Hodgkinson Must Put Siewert Out Of His Misery Now

As I sit in my office writing this article, Jan Siewert’s job as Huddersfield Town manager hangs in the balance. Patience with the young German coach appears to be finally wearing thin after his side fell to yet another defeat, this time at the hands of League One side Lincoln City.

That Siewert remains Town manager today is indeed a shock, considering the bizarre goings on at the John Smith’s Stadium last night. On the pitch the team were disjointed, lacking in creativity and quite frankly, a disgrace.

Off it the assembled press were left waiting in the cold as Siewert and his players remained locked in the dressing room. The impression given being that the manager was reading the riot act to his players – something seemingly in-keeping with the volatility he has demonstrated in his short tenure thus far.

As journalists waited for their customary post-match press conference with the manager they were treated to the strange sight of the chairman angrily pacing up and down the touchline, deep in conversation with an unknown person on his phone.

To add to the confusion, Julian Winter and Town’s head of communications seemed to be engaged in heated discussion as well. The signs were ominous and an announcement on Jan Siewert’s departure appeared imminent.

As this happened pictures emerged on social media of Dean Whitehead and other members of the coaching staff arriving at a hotel in a similar state of frenzy. Reports on social media claim that the group were talking tactics – the inference being that they were discussing their approach for the upcoming Fulham game without their boss.

To everyone’s surprise Jan Siewert emerged an hour later than scheduled to greet the press and proffer his post-match opinions. Nothing he said was surprising, although thankfully he refrained from claiming his side ‘deserved something’ from the game this time.

He was bullish and angry, slamming the performances of his players and refusing to admit that he is under pressure. According to Siewert he and the chairman remain on the ‘same page’ about the team and their progress.
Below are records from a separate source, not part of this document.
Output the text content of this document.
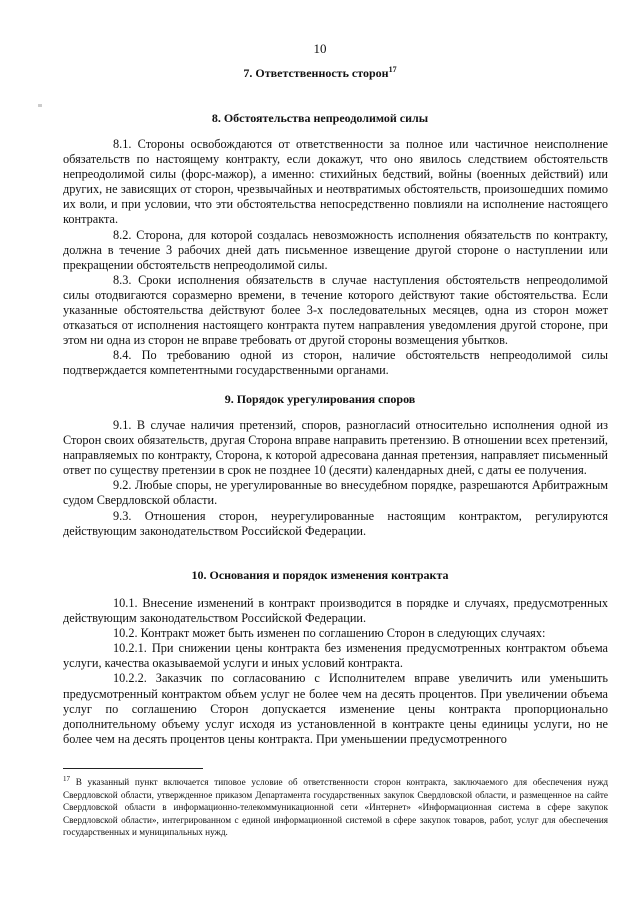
10
7. Ответственность сторон$^{17}$
8. Обстоятельства непреодолимой силы

8.1. Стороны освобождаются от ответственности за полное или частичное неисполнение обязательств по настоящему контракту, если докажут, что оно явилось следствием обстоятельств непреодолимой силы (форс-мажор), а именно: стихийных бедствий, войны (военных действий) или других, не зависящих от сторон, чрезвычайных и неотвратимых обстоятельств, произошедших помимо их воли, и при условии, что эти обстоятельства непосредственно повлияли на исполнение настоящего контракта.

8.2. Сторона, для которой создалась невозможность исполнения обязательств по контракту, должна в течение 3 рабочих дней дать письменное извещение другой стороне о наступлении или прекращении обстоятельств непреодолимой силы.

8.3. Сроки исполнения обязательств в случае наступления обстоятельств непреодолимой силы отодвигаются соразмерно времени, в течение которого действуют такие обстоятельства. Если указанные обстоятельства действуют более 3-х последовательных месяцев, одна из сторон может отказаться от исполнения настоящего контракта путем направления уведомления другой стороне, при этом ни одна из сторон не вправе требовать от другой стороны возмещения убытков.

8.4. По требованию одной из сторон, наличие обстоятельств непреодолимой силы подтверждается компетентными государственными органами.

9. Порядок урегулирования споров

9.1. В случае наличия претензий, споров, разногласий относительно исполнения одной из Сторон своих обязательств, другая Сторона вправе направить претензию. В отношении всех претензий, направляемых по контракту, Сторона, к которой адресована данная претензия, направляет письменный ответ по существу претензии в срок не позднее 10 (десяти) календарных дней, с даты ее получения.

9.2. Любые споры, не урегулированные во внесудебном порядке, разрешаются Арбитражным судом Свердловской области.

9.3. Отношения сторон, неурегулированные настоящим контрактом, регулируются действующим законодательством Российской Федерации.

10. Основания и порядок изменения контракта

10.1. Внесение изменений в контракт производится в порядке и случаях, предусмотренных действующим законодательством Российской Федерации.

10.2. Контракт может быть изменен по соглашению Сторон в следующих случаях:

10.2.1. При снижении цены контракта без изменения предусмотренных контрактом объема услуги, качества оказываемой услуги и иных условий контракта.

10.2.2. Заказчик по согласованию с Исполнителем вправе увеличить или уменьшить предусмотренный контрактом объем услуг не более чем на десять процентов. При увеличении объема услуг по соглашению Сторон допускается изменение цены контракта пропорционально дополнительному объему услуг исходя из установленной в контракте цены единицы услуги, но не более чем на десять процентов цены контракта. При уменьшении предусмотренного

$^{17}$ В указанный пункт включается типовое условие об ответственности сторон контракта, заключаемого для обеспечения нужд Свердловской области, утвержденное приказом Департамента государственных закупок Свердловской области, и размещенное на сайте Свердловской области в информационно-телекоммуникационной сети «Интернет» «Информационная система в сфере закупок Свердловской области», интегрированном с единой информационной системой в сфере закупок товаров, работ, услуг для обеспечения государственных и муниципальных нужд.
If that’s the case, I dread to think what is on that page. With the tide turning and public opinion firmly against Siewert let’s take a look at some of the main criticisms of Siewert and see if they are justified.

“He’s lost the dressing room!”

This statement is categorically wrong. Jan Siewert has not ‘lost the dressing room’ at Huddersfield Town, he never had it in the first place. According to Phil Hodgkinson, Siewert’s tenure began with players banging on his door demanding transfers away in the summer.

Faced with this fragmented dressing room, Siewert chose the stick in favour of the carrot as he continually blasted his players in the press. Bad results were followed by individual and collective criticisms which cannot have endeared him to his players.

Over the course of the summer Siewert seems to have worked on this, trying to create a friendlier atmosphere at the club. It hasn’t worked, many players seem to either not respect Siewert or still harbour a grudge against him from last season.

“There’s no progress!”

Those that still retain a sliver of goodwill for Jan Siewert will point to the two results at the end of last season against both Manchester United and Southampton. Town avoided defeat in both of those games, securing two 1-1 draws.

These results were heralded as huge positives for the team and the manager, but in reality they were nothing more than anomalies. Against a dreadful Manchester United side that would go on to lose at home to Cardiff in their following game, Town were beyond lucky to draw.

Had fortune favoured Solskjaer’s side they would have gone into the break 4-0 up and well and truly out of sight. Similarly Town should have been beaten by Southampton, but scraped a draw thanks to a goalkeeping error and an ‘on-the-beach’ Saints team.

The less said about this season the better. There have been very few signs of improvement or progress in the three games so far (two losses and one draw.) If you were asked to sum up Jan Siewert’s style in one succinct sentence, what could you possibly say?

I’d probably go for;

“Eleven unfit players repeating the same mistakes again and again.”

Should Siewert go?

Yes, yes and thrice yes. I have tried my best to bury my head in the sand, drown out the noise of the detractors and stick up for Siewert, but I can no longer do that. The poor results and performances are too much to take, and I fear that Siewert has reached a Rubicon.

There is no ‘best-case scenario’ anymore, he cannot rescue the situation and turn things around, he has shown nothing to suggest that he can do that anyway. Fans have lost confidence en masse, joining the players who seemingly did the same months ago.

Sacking Jan Siewert at this point is the kindest thing that Phil Hodgkinson can do. Putting the decision off and allowing him to further destroy his managerial career would be cruel and unnecessary.

A win percentage of 5.5% will be hard to sell to future employers, but it will be easier to explain than 3% or 4%. Phil, if you’re reading this, put him out his misery.